ARTIGO: Subserviência, um mal brasileiro

“A história social da casa-grande é a história íntima de quase todo brasileiro: de sua vida doméstica, conjugal, sob o patriarcalismo escravocrata e polígamo [...] Nas casas-grandes foi até hoje onde melhor se exprimiu o caráter brasileiro; a nossa continuidade social” (Gilberto Freyre, em Casa grande e senzala).
Corria o ano de 2006. Ao chegar de avião à cidade de Natal, no Rio Grande do Norte, procedente do exterior, passo pelo controle de passaporte e pego luz vermelha na alfândega. Meio a contragosto, vou encarar o fiscal que pergunta se tenho algum eletrônico. “Apenas um computador, mas é brasileiro”, respondi. “Se não for muito incômodo, o senhor poderia só mostrá-lo para mim? Sabe como é, eu tenho de pedir...”, justificou o fiscal, para minha surpresa. Foi quando um colega o interrompeu: “Deixe o homem ir embora em paz! Não precisa incomodá-lo.”
Fiquei pasmado. Parece que meu sotaque paulista e o porta-ternos que carregava, a caminho de uma reunião de trabalho, haviam me elevado a uma posição superior, de rico, de coronel, de semideus, sei lá. Raciocínio simples: na cabeça daquele funcionário público, eu não deveria ser revistado, questionado ou incomodado, fora subitamente alçado a uma posição acima da lei.
Era um dos meus primeiros dias de trabalho em um grande grupo editorial do Rio de Janeiro. Após o almoço, com aquele calor, o momento pedia um café. Fui até a máquina do corredor e a mesma estava sendo utilizada por um funcionário da gráfica, vestido com aquele típico traje azul de chão de fábrica. Ele estava pegando vários cafés para levar aos colegas lá de baixo. Quando viu eu me aproximar, parou imediatamente, abriu caminho e liberou a máquina para mim: “Fique à vontade, senhor. Pode pegar seu café”, disse, olhando para baixo. Recusei: “Claro que não, meu amigo, você estava na frente. Eu espero”. Meio sem graça, o operário pegou seu último copo de café e voltou para o calor das máquinas. Meu terno parecia ter me dado o direito a passar na sua frente, a ser mais importante. Ideia simples: meu tempo valia mais; logo, aquele gráfico valia menos do que o executivo.

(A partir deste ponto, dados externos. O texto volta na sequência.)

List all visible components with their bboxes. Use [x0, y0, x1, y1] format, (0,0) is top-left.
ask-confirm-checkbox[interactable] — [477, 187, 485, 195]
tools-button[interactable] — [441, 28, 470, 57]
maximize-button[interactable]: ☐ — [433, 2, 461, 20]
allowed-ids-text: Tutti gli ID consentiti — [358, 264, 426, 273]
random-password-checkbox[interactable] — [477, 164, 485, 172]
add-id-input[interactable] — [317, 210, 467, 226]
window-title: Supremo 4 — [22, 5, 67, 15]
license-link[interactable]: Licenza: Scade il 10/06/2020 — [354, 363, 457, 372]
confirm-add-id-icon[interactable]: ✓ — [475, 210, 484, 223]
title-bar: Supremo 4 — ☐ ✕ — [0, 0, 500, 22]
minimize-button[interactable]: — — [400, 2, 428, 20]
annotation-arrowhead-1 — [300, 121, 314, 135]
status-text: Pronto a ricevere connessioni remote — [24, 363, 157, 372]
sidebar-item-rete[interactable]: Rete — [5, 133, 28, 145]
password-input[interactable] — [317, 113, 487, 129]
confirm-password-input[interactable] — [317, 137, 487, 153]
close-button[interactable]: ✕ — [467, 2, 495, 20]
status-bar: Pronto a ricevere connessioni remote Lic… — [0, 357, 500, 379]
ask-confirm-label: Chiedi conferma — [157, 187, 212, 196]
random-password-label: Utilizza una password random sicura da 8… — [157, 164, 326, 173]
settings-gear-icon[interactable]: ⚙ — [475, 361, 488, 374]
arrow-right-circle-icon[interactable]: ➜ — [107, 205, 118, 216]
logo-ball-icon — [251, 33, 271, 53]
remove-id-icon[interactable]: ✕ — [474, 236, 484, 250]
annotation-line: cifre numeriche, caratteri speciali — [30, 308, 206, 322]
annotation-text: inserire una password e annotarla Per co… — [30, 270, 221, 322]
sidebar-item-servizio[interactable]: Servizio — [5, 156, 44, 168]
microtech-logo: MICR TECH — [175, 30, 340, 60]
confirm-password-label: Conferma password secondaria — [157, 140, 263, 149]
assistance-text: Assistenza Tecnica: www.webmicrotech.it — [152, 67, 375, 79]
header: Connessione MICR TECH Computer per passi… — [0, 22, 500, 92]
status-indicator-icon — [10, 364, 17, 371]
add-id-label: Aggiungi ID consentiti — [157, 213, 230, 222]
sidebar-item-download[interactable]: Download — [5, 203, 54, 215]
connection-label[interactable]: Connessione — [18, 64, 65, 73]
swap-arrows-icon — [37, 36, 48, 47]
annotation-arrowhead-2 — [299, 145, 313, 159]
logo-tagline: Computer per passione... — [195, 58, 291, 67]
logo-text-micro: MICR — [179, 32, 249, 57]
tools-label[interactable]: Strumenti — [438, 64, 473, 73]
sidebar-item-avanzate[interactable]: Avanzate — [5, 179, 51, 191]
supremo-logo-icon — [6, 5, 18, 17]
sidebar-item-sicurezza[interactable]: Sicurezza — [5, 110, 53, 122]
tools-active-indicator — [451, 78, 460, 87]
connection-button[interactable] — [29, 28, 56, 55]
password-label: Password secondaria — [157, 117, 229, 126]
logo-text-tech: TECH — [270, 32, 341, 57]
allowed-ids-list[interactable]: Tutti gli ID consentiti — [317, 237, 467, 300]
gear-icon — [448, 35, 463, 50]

A praia da Urca fervia. Sol a pique, dezenas de famílias do subúrbio aproveitavam o domingo de verão para levar seus filhos na única praia calma da zona sul carioca. Uma folia divertida, apesar da sujeira que fica para trás – sujeira esta não diferente da deixada pelos bacanas da badalada praia do Leblon. Sentado nas escadas do meu prédio, vi uma vaga de estacionamento aparecer milagrosamente na calçada em frente. Instantes depois, surge uma Brasília e estaciona ali.
O estado de conservação do carro indicava a origem social de seu motorista. Sem que eu perguntasse nada, o sujeito gritou pela janela: “Moço, é rapidinho. Já saio logo, logo, tá?”, avisou, quase pedindo desculpas por ocupar o espaço nobre. Não me contive: “Amigo, o espaço é público. Pode deixar o carro aí o tempo que quiser”. Parece que meu prédio de classe média, na beira da praia, privatizava as vagas no seu entorno, como aliás deve ser o sonho de muita gente. Equação simples: era uma rua de rico. O rapaz tinha um carro de pobre. Logo, não podia estacionar ali.
Subserviência é o que as três histórias têm em comum. Os brasileiros menos favorecidos vêm, há cinco séculos, sendo esmagados pelas classes dominantes – e, infelizmente, muitos parecem ter se acostumado. Ser tratado como um cidadão de segunda categoria passou a ser aceito e até esperado pelas próprias vítimas dessa perversidade. Isso me choca demais. Talvez, por ter vivido em uma sociedade absolutamente igualitária como a sueca. Talvez, por culpa de ser o “paulista viajante internacional”, ou o executivo de terno, ou o morador da Urca. Não sei. O que sei é que temos de quebrar esse ciclo de casa-grande e senzala.
A sociedade brasileira já é tão desigual, e nossa renda já é tão mal distribuída, que pelo menos as leis, as regras sociais e o espaço público têm de ser impostos e favorecer a todos da mesma maneira. Humildade demais pode ser tão ruim quanto orgulho demais. Respeitar nossos próprios direitos é tão importante como observar os alheios; é só assim que os direitos da sociedade subsistirão como um todo. E, como alguém já disse, uma nação é construída como uma catedral, da base até o campanário, e não o contrário. Até porque, aquele que não habita nas catedrais erguidas em seu nome, mas prefere a companhia dos homens – os de terno e os de macacão – prefere assim.